Они стоят, тесно прижавшись друг к другу, так что у мамы немного съехала шляпка. Они улыбаются, широко и зубасто, и я вижу кривой мамин зуб, который вырос не слишком правильно, в отличии от своих сородичей, и вижу идеальную, ровную улыбку Санктины.

Они обе счастливы, даже время, чуть смазавшее все цвета, не смогло погасить румянец на их щеках.

Я переворачиваю фотографию. Чьим-то убористым, не похожим на мамин, почерком выведены слова «воображала» и «жадина».

— Это же Октавия, — говорит Офелла. — Разве нет?

Она не слишком уверена, наверное, потому что мама здесь совсем молодая.

— И моя мама, — говорит Ниса. По голосу ее ничего не понять, но когда я смотрю на Нису, то вижу, что удивлена она не меньше меня.

Грациниан сказал, что здесь мама Нисы звалась бы Санктиной, но я был уверен, что это не ее настоящее имя. Так звали мою тетю. Но я никогда не видел ее фотографий, мама уничтожила все, что хранились в нашем доме, и запретила изображения предыдущей императрицы в любом виде. Так мама скорбит, разрушая.

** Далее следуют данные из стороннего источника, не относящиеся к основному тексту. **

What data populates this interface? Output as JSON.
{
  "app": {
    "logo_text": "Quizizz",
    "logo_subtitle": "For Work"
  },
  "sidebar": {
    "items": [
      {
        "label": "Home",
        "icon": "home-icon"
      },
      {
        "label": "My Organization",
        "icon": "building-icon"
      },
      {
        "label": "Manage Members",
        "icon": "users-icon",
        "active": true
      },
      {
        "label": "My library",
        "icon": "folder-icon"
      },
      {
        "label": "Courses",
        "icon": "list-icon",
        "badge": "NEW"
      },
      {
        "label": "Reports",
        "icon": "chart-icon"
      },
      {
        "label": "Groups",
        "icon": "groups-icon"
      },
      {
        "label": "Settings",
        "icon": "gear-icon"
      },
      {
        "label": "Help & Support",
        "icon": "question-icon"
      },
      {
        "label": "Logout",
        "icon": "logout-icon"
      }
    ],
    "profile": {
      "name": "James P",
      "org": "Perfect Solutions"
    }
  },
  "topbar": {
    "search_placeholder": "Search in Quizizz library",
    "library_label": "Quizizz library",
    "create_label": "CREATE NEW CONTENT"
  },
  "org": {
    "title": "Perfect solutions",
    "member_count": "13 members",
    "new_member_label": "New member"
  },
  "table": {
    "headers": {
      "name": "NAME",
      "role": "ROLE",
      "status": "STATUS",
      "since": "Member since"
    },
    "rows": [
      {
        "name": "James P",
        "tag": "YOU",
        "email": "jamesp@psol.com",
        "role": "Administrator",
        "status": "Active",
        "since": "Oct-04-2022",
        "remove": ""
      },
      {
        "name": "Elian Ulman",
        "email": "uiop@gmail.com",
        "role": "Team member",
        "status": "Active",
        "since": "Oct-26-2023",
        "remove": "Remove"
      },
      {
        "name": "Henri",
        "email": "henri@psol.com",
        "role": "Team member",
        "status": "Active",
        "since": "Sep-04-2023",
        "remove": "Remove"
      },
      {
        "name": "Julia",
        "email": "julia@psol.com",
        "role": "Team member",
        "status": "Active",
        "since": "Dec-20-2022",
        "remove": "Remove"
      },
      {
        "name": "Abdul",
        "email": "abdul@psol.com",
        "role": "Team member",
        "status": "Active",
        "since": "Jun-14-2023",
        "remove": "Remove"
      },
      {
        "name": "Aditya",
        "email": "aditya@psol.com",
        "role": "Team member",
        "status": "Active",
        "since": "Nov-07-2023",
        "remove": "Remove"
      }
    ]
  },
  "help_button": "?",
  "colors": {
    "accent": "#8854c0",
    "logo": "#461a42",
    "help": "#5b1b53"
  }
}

— Ваши матери дружили? — спрашивает Офелла.

— Санктиной звали мою тетю, — говорю я. — Старшую мамину сестру.

Потом смотрю на фотографию, добавляю:

— Но да, думаю они дружили. Выглядят такими счастливыми.

Ниса принимается расхаживать по комнате. По ней не слишком заметно, что она расстроена, только двигается резче.

— Так значит, они меня бросили, — говорит Ниса. — Нашли самое суперское время! Нашли самый суперский способ!

— Я уверен, что это не так, — говорю я. — Просто что-то случилось, и они были вынуждены…

Ниса разворачивается ко мне, лицо ее ничего не выражает и голос остается прежним, и остановившись, она кажется спокойной, как ползающие по потолку осенние мухи.

Она говорит:

— Нет, Марциан.

Мне кажется, что настроение у нее даже чуть приподнятое, как у девочки, которая узнала, что мама и папа уехали на выходные, и можно пригласить друзей. А потом она говорит:

— У меня нет любящего папы-героя и заботливой, нежной мамы, готовых ради меня на все. У меня нет семьи, которая хочет защитить меня ото всех невзгод. Даже просто заботливой семьи нет. Моя мама — злобная тварь, и ей плевать на меня. Мой папа сделает все ради мамы, даже если это означает бросить меня здесь одну по самой ничтожной причине.